For scripted examples on how to use the toolkit, see the examples directory
To run the test suite you will need to set the following environment variables: HOST_URL, API_TOKEN_PATH. You can also set WORKFLOW_ID (workflow w/ single extraction model), MODEL_NAME (extraction model name) and DATASET_ID (uploaded dataset). If you don't set these 3 env variables, test configuration will upload a dataset and create a workflow.
pytest
How to get prediction results and write the results to CSV
from indico_toolkit.indico_wrapper import Workflow
from indico_toolkit.pipelines import FileProcessing
from indico_toolkit import create_client
WORKFLOW_ID = 1418
HOST = "app.indico.io"
API_TOKEN_PATH = "./indico_api_token.txt"

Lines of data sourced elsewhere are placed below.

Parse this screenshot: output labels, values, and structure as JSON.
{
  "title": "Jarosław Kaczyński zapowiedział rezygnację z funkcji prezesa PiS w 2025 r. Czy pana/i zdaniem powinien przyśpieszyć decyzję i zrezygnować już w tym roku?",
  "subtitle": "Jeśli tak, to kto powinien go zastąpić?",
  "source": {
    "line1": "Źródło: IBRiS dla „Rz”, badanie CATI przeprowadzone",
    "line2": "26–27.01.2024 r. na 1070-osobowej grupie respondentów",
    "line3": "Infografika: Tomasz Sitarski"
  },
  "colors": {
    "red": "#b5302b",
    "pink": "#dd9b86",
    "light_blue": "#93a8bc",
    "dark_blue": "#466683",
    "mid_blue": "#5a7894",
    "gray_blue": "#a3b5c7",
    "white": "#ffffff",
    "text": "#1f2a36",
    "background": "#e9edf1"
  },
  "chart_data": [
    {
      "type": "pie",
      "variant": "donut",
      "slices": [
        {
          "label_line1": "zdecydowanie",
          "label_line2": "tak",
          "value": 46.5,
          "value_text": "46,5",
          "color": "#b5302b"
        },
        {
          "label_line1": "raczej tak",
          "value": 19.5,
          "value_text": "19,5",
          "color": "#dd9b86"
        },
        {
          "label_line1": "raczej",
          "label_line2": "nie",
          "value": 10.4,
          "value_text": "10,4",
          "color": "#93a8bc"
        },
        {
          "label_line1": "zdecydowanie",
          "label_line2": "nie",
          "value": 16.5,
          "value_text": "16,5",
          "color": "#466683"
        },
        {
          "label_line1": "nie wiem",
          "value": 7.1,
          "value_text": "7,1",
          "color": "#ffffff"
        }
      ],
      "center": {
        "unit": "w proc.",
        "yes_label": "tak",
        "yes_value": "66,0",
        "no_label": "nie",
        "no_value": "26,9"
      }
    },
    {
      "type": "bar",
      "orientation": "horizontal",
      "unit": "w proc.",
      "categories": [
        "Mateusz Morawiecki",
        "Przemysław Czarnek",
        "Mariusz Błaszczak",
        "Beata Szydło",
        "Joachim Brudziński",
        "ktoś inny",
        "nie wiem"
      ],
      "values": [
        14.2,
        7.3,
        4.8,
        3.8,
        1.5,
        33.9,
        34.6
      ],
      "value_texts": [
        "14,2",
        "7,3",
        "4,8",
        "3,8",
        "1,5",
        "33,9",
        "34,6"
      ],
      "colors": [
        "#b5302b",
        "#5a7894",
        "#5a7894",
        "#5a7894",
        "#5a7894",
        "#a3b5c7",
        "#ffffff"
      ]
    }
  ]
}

# Instantiate the workflow class
client = create_client(HOST, API_TOKEN_PATH)
wflow = Workflow(client)
# Collect files to submit
fp = FileProcessing()
fp.get_file_paths_from_dir("./datasets/disclosures/")
# Submit documents, await the results and write the results to CSV in batches of 10
for paths in fp.batch_files(batch_size=10):
submission_ids = wflow.submit_documents_to_workflow(WORKFLOW_ID, paths)
submission_results = wflow.get_submission_results_from_ids(submission_ids)
for filename, result in zip(paths, submission_results):
result.predictions.to_csv("./results.csv", filename=filename, append_if_exists=True)
If you are adding new features to Indico Toolkit, make sure to:
- Add robust integration and unit tests.
- Add a sample usage script to the 'examples/' directory.
- Add a bullet point for what the feature does to the list at the top of this README.md.
- Ensure the full test suite is passing locally before creating a pull request.
- Add doc strings for methods where usage is non-obvious.
- If you are using new pip installed libraries, make sure they are added to the setup.py and pyproject.toml.